In Book II, Chapter 29, Hobbes writes about the factors that weaken commonwealths. Hobbes returns to his metaphor of the artificial man and extends the metaphor to include the possible death of the commonwealth. Hobbes reminds the commonwealth leaders of their responsibility to use reason as they make and order their government. When commonwealths break down, Hobbes points to disordering of laws which are the lifeblood. Hobbes has already categorized monarchy as a form of commonwealth. Readers must decide if Hobbes describes Cromwell’s commonwealth or the monarchy as constituting an unhealthy government.

Lastly, when in a war, foreign or intestine, the enemies get a final victory, so as, the forces of the Commonwealth keeping the field no longer, there is no further protection of subjects in their loyalty, then is the Commonwealth dissolved, and every man at liberty to protect himself by such courses as his own discretion shall suggest unto him.

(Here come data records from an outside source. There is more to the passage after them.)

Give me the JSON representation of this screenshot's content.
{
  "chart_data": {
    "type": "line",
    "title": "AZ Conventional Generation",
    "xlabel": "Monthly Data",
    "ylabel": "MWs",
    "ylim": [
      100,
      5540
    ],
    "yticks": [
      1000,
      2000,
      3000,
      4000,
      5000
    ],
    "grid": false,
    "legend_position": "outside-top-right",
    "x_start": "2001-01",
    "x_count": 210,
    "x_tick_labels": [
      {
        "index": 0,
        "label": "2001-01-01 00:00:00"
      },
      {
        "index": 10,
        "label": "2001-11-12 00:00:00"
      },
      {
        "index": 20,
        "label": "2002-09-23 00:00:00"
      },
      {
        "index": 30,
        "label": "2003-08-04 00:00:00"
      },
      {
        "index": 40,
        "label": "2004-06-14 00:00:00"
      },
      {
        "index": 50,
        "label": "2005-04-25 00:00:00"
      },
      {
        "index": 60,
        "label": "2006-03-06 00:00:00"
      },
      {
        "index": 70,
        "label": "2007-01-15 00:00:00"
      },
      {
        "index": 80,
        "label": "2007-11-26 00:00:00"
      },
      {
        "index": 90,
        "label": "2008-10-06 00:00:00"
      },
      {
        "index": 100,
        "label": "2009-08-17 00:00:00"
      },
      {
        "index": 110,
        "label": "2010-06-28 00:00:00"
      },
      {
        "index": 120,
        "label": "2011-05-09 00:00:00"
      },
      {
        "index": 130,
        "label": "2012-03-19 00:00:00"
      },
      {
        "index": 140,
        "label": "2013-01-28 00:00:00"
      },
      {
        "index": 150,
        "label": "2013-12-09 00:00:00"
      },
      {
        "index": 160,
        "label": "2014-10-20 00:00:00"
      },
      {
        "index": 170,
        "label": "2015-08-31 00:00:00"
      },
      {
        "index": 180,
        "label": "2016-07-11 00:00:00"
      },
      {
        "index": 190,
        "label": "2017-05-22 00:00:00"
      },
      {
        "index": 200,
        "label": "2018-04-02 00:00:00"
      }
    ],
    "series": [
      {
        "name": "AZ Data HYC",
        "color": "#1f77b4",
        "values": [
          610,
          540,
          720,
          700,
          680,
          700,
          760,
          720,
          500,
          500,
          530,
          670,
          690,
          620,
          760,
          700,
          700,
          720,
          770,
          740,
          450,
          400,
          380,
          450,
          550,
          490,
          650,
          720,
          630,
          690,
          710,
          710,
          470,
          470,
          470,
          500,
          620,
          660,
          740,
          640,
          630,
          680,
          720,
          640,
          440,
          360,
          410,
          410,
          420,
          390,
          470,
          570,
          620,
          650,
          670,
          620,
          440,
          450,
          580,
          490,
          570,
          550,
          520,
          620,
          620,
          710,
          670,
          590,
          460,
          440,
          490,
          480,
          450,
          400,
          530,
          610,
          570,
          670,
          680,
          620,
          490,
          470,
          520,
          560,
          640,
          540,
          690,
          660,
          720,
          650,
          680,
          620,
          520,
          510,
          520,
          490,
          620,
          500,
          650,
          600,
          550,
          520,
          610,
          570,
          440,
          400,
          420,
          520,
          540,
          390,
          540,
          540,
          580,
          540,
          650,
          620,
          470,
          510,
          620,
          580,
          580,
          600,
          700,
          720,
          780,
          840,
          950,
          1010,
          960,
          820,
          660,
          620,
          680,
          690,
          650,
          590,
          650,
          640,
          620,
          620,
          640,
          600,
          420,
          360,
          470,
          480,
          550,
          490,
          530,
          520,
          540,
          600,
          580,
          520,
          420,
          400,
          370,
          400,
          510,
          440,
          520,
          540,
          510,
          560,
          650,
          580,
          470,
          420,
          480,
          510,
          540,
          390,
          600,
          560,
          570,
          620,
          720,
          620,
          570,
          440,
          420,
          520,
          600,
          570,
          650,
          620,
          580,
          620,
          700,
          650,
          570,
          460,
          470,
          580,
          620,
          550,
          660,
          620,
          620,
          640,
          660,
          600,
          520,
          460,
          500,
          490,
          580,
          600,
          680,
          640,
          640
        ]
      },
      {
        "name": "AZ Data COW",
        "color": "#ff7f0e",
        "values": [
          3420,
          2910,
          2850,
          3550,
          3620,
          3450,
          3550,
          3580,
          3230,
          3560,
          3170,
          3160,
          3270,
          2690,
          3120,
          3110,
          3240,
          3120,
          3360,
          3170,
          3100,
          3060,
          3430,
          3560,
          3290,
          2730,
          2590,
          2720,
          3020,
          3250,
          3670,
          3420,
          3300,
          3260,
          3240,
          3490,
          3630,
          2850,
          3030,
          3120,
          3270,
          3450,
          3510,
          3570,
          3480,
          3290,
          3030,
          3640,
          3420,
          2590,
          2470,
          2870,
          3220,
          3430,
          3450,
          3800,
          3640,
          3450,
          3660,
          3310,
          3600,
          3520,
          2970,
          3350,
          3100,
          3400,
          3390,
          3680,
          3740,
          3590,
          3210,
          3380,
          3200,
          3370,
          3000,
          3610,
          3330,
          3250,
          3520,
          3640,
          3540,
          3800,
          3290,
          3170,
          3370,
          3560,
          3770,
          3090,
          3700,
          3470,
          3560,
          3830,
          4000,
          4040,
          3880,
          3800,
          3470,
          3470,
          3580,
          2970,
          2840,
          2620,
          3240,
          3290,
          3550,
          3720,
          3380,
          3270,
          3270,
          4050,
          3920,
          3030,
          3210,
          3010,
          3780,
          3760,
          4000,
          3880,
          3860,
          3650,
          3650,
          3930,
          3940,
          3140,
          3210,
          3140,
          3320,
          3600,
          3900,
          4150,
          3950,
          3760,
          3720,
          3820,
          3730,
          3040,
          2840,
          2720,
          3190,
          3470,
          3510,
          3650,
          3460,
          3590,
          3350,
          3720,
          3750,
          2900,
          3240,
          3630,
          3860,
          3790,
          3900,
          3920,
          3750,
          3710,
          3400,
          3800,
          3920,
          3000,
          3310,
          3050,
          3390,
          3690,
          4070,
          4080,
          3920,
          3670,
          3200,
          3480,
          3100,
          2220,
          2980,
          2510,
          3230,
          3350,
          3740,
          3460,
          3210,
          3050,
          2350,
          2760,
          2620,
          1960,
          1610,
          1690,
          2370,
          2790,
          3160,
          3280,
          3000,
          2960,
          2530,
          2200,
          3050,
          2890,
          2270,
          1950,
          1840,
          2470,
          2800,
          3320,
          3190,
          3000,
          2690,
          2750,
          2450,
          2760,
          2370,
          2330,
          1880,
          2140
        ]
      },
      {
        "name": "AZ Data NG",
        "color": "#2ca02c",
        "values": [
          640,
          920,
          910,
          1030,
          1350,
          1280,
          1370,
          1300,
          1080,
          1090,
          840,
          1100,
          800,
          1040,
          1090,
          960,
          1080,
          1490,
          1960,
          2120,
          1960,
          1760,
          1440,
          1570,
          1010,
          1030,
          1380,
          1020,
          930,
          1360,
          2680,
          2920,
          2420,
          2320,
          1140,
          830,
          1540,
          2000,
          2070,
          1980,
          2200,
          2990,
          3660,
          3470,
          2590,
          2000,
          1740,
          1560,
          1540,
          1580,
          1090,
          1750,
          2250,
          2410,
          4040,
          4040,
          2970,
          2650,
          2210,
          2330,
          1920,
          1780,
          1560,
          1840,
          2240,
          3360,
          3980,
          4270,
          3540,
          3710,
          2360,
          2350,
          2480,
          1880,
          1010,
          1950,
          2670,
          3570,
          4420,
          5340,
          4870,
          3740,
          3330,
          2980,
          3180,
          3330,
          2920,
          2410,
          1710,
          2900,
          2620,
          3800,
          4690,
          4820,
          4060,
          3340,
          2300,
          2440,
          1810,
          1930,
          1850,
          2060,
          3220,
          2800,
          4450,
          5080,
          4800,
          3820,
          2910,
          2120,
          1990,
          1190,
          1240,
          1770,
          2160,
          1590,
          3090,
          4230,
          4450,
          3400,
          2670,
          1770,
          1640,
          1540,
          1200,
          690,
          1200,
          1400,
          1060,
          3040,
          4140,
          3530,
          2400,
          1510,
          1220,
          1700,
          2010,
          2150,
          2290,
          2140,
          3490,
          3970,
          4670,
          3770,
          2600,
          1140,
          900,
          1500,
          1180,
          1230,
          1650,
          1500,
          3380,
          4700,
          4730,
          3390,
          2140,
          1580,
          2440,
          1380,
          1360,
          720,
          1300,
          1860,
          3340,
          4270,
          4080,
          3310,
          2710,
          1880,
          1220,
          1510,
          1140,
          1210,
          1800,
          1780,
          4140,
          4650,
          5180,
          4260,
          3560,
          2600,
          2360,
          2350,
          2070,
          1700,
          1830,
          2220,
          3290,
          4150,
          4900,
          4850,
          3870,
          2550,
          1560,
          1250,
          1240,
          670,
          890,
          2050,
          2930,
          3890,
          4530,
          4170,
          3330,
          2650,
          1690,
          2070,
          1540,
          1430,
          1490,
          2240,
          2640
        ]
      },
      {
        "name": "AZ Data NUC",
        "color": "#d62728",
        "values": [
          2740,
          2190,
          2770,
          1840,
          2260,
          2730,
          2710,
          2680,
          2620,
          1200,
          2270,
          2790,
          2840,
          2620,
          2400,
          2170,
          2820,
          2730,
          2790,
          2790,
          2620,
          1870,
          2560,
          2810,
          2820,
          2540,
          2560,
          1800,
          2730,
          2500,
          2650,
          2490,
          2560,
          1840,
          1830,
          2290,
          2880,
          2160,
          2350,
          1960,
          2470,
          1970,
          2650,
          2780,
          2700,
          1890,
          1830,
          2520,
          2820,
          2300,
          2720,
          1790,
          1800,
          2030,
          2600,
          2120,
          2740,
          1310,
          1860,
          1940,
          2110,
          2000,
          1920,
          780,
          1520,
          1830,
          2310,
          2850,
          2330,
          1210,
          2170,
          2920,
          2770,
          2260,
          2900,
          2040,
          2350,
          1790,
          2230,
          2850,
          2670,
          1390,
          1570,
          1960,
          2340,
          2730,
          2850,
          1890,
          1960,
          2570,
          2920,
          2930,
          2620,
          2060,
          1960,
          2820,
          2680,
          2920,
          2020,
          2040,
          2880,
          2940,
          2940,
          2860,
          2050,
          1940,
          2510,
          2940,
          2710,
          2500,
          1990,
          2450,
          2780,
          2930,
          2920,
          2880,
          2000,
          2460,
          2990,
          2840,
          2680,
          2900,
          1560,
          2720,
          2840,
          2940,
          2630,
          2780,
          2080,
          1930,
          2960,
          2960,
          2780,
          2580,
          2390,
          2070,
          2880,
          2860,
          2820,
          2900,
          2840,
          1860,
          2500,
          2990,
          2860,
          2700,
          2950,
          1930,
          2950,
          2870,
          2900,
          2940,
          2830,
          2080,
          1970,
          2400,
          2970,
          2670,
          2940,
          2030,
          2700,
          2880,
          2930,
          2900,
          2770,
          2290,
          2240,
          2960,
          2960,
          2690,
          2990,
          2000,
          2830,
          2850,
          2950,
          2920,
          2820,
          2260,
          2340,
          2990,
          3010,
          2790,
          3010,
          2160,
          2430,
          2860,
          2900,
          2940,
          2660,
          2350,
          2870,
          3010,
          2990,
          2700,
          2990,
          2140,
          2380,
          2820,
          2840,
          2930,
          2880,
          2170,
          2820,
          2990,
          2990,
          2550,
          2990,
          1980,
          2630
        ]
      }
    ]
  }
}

For the sovereign is the public soul, giving life and motion to the Commonwealth, which expiring, the members are governed by it no more than the carcass of a man by his departed, though immortal, soul.

At the end of Chapter 29, Hobbes keeps extending his metaphor of the state as an artificial man. Writing during the English Civil War, as Cromwell secures more victories over Royalist forces, Hobbes explains why the subjects no longer owe loyalty to a defeated commonwealth. As he often does, Hobbes plays on the multiple definitions of sovereignty. He reminds readers of the execution of King Charles I, while suggesting that the present commonwealth could expire as well.

Temporal and spiritual government are but two words brought into the world to make men see double and mistake their lawful sovereign. It is true that the bodies of the faithful, after the resurrection, shall be not only spiritual, but eternal; but in this life they are gross and corruptible. There is therefore no other government in this life, neither of state nor religion, but temporal; nor teaching of any doctrine lawful to any subject which the governor both of the state and of the religion forbiddeth to be taught. And that governor must be one; or else there must needs follow faction and civil war in the Commonwealth between the church and state; between spiritualists and temporalists; between the sword of justice and the shield of faith; and, which is more, in every Christian man’s own breast between the Christian and the man.

In Book III, “Of a Christian Commonwealth,” Hobbes joins the heated debate over the nature of Christian government. Book III, with its dense exposition of passages from the Bible, represented to Hobbes and his contemporaries the meat of his argument. Every government in Europe claimed to be Christian. Catholics, Protestants, and Protestant Dissenters had been fighting fierce religious wars for over a century. Here Hobbes makes the case for state control of religion. Elsewhere he distinguishes between public and private worship, with every man free to follow his beliefs in private.